Die wichtigste literarische Auszeichnung in Deutschland, der Georg-Büchner-Preis, geht an die deutsch-ungarische Schriftstellerin Terézia Mora ("Das Ungeheuer"). Den Deutschen Buchpreis erhält die Berliner Schriftstellerin Inger-Maria Mahlke mit ihrem Familienroman "Archipel". Ihre Dankesrede wird eine Solidaritätsadresse an die gefeuerte Rowohlt-Verlegerin Barbara Laugwitz.
"Theater des Jahres" wird in der alljährlichen Umfrage bei Kritikern Basel, zur "Oper des Jahres" küren sie bereits zum vierten Mal Frankfurt. Zur wichtigsten Persönlichkeit der Kunstwelt werden je nach Ranking wahlweise der Maler Gerhard Richter ("Kunstkompass"), der Fotograf Wolfgang Tillmans ("Monopol") und der in New York ansässige deutsche Mega-Galerist David Zwirner ("ArtReview") gekürt.
Musikfreunde freuen sich über eine letzte, bis 2021 dauernde Welttournee von Superstar Elton John - danach will sich der 71-Jährige mehr seinem Mann und den beiden Kindern widmen.
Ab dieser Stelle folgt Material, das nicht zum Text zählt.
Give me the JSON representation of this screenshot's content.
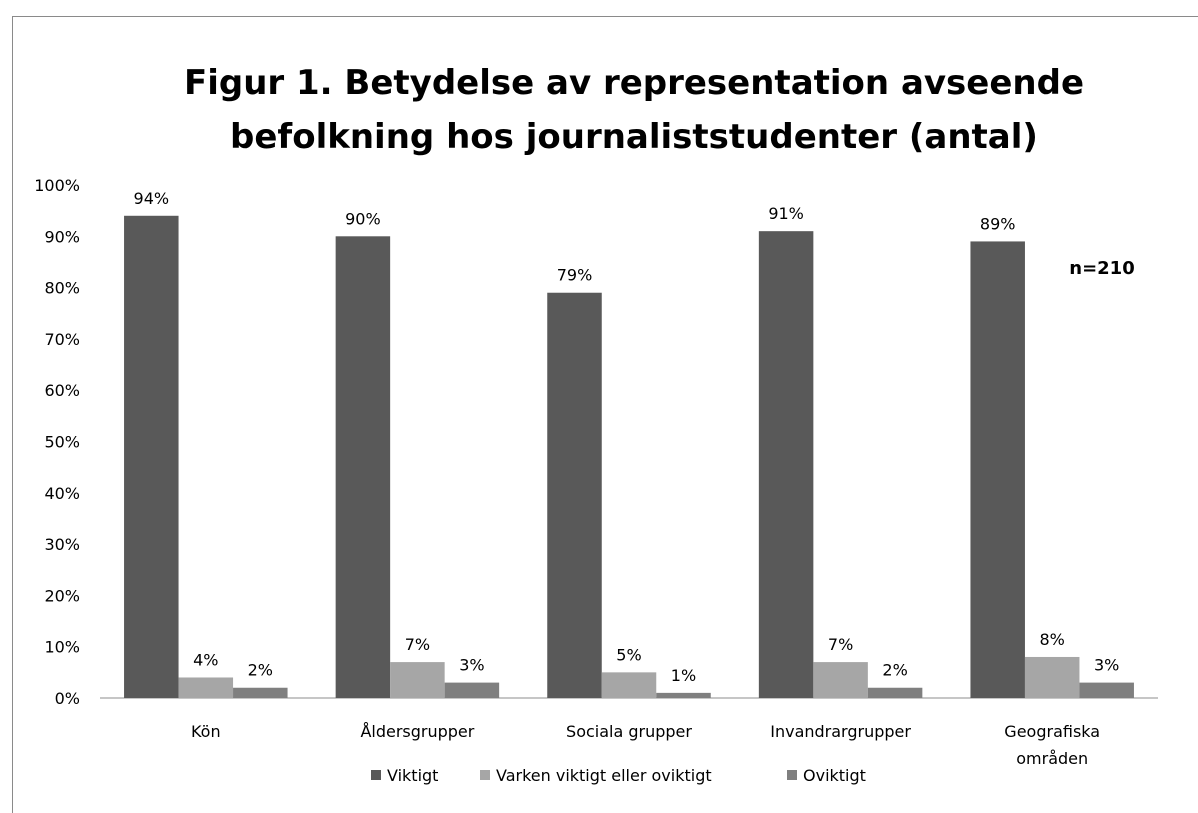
{
  "chart_data": {
    "type": "bar",
    "title": [
      "Figur 1. Betydelse av representation avseende",
      "befolkning hos journaliststudenter (antal)"
    ],
    "note": "n=210",
    "categories": [
      [
        "Kön"
      ],
      [
        "Åldersgrupper"
      ],
      [
        "Sociala grupper"
      ],
      [
        "Invandrargrupper"
      ],
      [
        "Geografiska",
        "områden"
      ]
    ],
    "series": [
      {
        "name": "Viktigt",
        "values": [
          94,
          90,
          79,
          91,
          89
        ],
        "color": "#595959"
      },
      {
        "name": "Varken viktigt eller oviktigt",
        "values": [
          4,
          7,
          5,
          7,
          8
        ],
        "color": "#a6a6a6"
      },
      {
        "name": "Oviktigt",
        "values": [
          2,
          3,
          1,
          2,
          3
        ],
        "color": "#7f7f7f"
      }
    ],
    "value_labels": [
      [
        "94%",
        "90%",
        "79%",
        "91%",
        "89%"
      ],
      [
        "4%",
        "7%",
        "5%",
        "7%",
        "8%"
      ],
      [
        "2%",
        "3%",
        "1%",
        "2%",
        "3%"
      ]
    ],
    "ylim": [
      0,
      100
    ],
    "yticks": [
      "0%",
      "10%",
      "20%",
      "30%",
      "40%",
      "50%",
      "60%",
      "70%",
      "80%",
      "90%",
      "100%"
    ],
    "grid": false,
    "legend_position": "bottom"
  }
}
Patentante Lady Gaga ("Just Dance") rockt nach abgesagten Konzerten vom Jahresbeginn das Filmfest in Venedig mit ihrem Schauspieldebüt "A Star Is Born". Auch die angekündigte Wiedervereinigung der Spice Girls versetzt Fans in Verzückung - die Konzerte sind innerhalb von Minuten ausverkauft.
ABSCHIED UND TRAUER: Der Tod von Soul-Legende Aretha Franklin mit 76 Jahren in Detroit löst weltweit tiefe Betroffenheit aus. "In ihrer Stimme konnten wir unsere Geschichte fühlen", erklärt der frühere US-Präsident Barack Obama, bei dessen Amtseinführung sie unter den Tränen von Millionen die Hymne "My Country, 'Tis of Thee" gesungen hatte ("Mein Land, von Dir ist's").
Auch mit der Operndiva Montserrat Caballé (85), dem französischen Sänger Charles Aznavour (94) und dem israelischen Musiker Abi Ofarim (80) verliert die Musikwelt prägende Stimmen. Der deutsche Liedermacher Ingo Insterburg ("Ich liebte ein Mädchen") stirbt mit 84 Jahren, Schlagersänger Jürgen Marcus ("Eine neue Liebe ist wie ein neues Leben") mit 69 Jahren.
Freunde der großen amerikanischen Gegenwartsliteratur trauern um Philip Roth (85, "Der menschliche Makel") und Tom Wolfe (88, "Fegefeuer der Eitelkeiten"). Kinderbuchautorin Christine Nöstlinger (81) bleibt als österreichische Astrid Lindgren in Erinnerung.
Von der großen Leinwand verabschieden sich US-Schauspieler Burt Reynolds (82), Oscar-Preisträger Milos Forman (86, "Einer flog über das Kuckucksnest") und "Shoah"-Regisseur Claude Lanzmann (92). Die deutsche Filmwelt verliert mit Rolf Hoppe (87, "Mephisto") einen der bekanntesten DDR-Schauspieler.
UND NICHT ZU VERGESSEN: Karl Marx bekommt trotz heftiger Kritik zu seinem 200. Geburtstag eine Riesen-Statue in seiner Heimatstadt Tier - ein 2,3 Tonnen schweres Geschenk der Volksrepublik China. Zum 75. Geburtstag des lettischen Stardirigenten Mariss Jansons ist eine neue Tulpensorte nach ihm benannt. Und bei den New Yorker Philharmonikern dürfen jetzt auch Frauen Hosen tragen.